O preço do BTC não se move numa bolha. E quando a tensão geopolítica começa a aquecer, o Bitcoin geralmente atua muito menos como uma “ouro digital” e muito mais como o que realmente é no mercado atual: um ativo de risco.
Esse é basicamente o ponto que o analista Ardi está a fazer. Quando o conflito escalona, o dinheiro grande não corre para as criptomoedas por segurança. As instituições geralmente fazem o oposto. Reduzem risco, vendem tudo que seja especulativo e rotacionam para zonas seguras clássicas como petróleo, ouro, títulos do governo e dinheiro em espécie.
Portanto, se as tensões entre o Irã e os EUA se intensificarem, o primeiro sinal de aviso provavelmente não virá do Twitter de criptomoedas. Virá do petróleo bruto.
O gráfico partilhado por Ardi torna a relação bastante clara. Os preços do petróleo estão mostrados a vermelho, e a tendência do preço do BTC é o candlestick preto.
Fonte: X/@ArdiNSC
Em junho de 2025, durante o período de conflito Israel-Irã, o petróleo subiu de cerca de 60 dólares para cerca de 70 dólares. Essa subida aconteceu primeiro. O Bitcoin estava acima de 105 mil dólares, mas assim que o petróleo começou a disparar, o preço do BTC caiu rapidamente para cerca de 95 mil dólares.
Essa sequência é muito importante. O petróleo não seguiu o Bitcoin. O Bitcoin seguiu o petróleo. E o gráfico também mostra a fraqueza mais ampla até início de 2026, onde o preço do BTC permaneceu sob pressão enquanto a volatilidade do petróleo se manteve elevada. É assim que o risco averso se manifesta em tempo real.
Muita gente no mundo cripto gosta da ideia de que guerra equivale a caos, e que o caos automaticamente faz o Bitcoin subir. Mas os mercados não funcionam exatamente assim.
O Bitcoin ainda é negociado na mesma categoria que ações de tecnologia e outros ativos de alto risco. Quando o stress geopolítico aumenta, os fundos não tratam de repente o BTC como uma proteção contra commodities. Eles vendem primeiro, reduzem exposição e movem-se para ativos mais seguros.
O petróleo reage instantaneamente porque está diretamente ligado à interrupção de fornecimento. Conflitos no Oriente Médio podem ameaçar os fluxos de energia durante a noite. O preço do BTC reage de forma diferente, principalmente através da saída de liquidez de mercados especulativos.

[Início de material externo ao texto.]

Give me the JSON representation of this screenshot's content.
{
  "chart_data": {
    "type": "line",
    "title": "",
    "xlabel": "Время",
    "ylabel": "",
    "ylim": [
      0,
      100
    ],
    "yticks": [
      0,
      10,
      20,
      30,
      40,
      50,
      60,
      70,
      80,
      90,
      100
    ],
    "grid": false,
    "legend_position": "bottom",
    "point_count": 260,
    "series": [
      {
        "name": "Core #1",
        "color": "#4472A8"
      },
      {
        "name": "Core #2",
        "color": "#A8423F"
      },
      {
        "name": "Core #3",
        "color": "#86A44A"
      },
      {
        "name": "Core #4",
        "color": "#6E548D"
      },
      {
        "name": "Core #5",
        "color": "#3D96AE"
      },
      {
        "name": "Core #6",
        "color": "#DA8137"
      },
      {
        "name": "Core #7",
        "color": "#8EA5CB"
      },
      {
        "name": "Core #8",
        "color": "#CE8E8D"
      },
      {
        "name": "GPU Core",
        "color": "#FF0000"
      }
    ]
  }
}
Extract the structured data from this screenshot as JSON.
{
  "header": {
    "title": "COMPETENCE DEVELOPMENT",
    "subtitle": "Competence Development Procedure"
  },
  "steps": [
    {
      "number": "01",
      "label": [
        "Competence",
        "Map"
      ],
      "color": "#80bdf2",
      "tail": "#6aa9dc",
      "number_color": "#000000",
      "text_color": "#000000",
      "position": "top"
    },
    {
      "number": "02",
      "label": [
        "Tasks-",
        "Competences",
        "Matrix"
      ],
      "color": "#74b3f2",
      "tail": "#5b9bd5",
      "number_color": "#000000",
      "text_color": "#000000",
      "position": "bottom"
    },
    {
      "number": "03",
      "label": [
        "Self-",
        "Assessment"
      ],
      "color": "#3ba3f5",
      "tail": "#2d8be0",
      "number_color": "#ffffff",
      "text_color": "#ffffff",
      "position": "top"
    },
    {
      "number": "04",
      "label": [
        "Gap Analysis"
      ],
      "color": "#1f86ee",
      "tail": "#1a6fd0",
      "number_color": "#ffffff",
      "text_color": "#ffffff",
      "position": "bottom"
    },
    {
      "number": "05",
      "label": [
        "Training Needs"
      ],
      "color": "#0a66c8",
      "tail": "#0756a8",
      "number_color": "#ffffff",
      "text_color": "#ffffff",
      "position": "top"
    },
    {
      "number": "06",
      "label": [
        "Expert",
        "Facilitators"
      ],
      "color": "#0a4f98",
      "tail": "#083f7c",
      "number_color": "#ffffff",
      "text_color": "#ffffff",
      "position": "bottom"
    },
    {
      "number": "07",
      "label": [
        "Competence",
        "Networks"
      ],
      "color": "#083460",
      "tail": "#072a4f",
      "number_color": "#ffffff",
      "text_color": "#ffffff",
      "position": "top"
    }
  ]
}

A configuração de baixa é bastante simples. O petróleo está perto de 65 dólares agora. Se o Irã escalar e o petróleo começar a subir para 75 ou 80 dólares, as instituições provavelmente entrarão em modo de risco total.
Nessa situação, o preço do BTC pode facilmente ver mais uma queda acentuada, semelhante ao que aconteceu em junho de 2025, ou até pior. Se os níveis de suporte principais quebrarem, uma queda mais profunda torna-se bastante realista. O mercado geralmente não se acalma até que a volatilidade do petróleo diminua. A pressão de venda muitas vezes continua até que o petróleo finalmente atinja o pico.
Analista alerta contra otimismo no petróleo bruto, aponta perigos potenciais à frente_
A tese otimista depende de o petróleo não romper limites. Se o petróleo permanecer dentro de uma faixa e as tensões não perturbarem o fornecimento, os mercados de risco podem respirar novamente.
Isso dá ao preço do BTC espaço para estabilizar-se, especialmente se os compradores entrarem em suporte importante ou se as condições macroeconómicas melhorarem. O Bitcoin não precisa tanto de notícias de paz quanto de o petróleo parar de mostrar sinais de perigo.
A conclusão é simples: o petróleo costuma ser o indicador principal durante choques geopolíticos. Se o petróleo começar a subir, o preço do BTC geralmente não fica muito atrás na descida.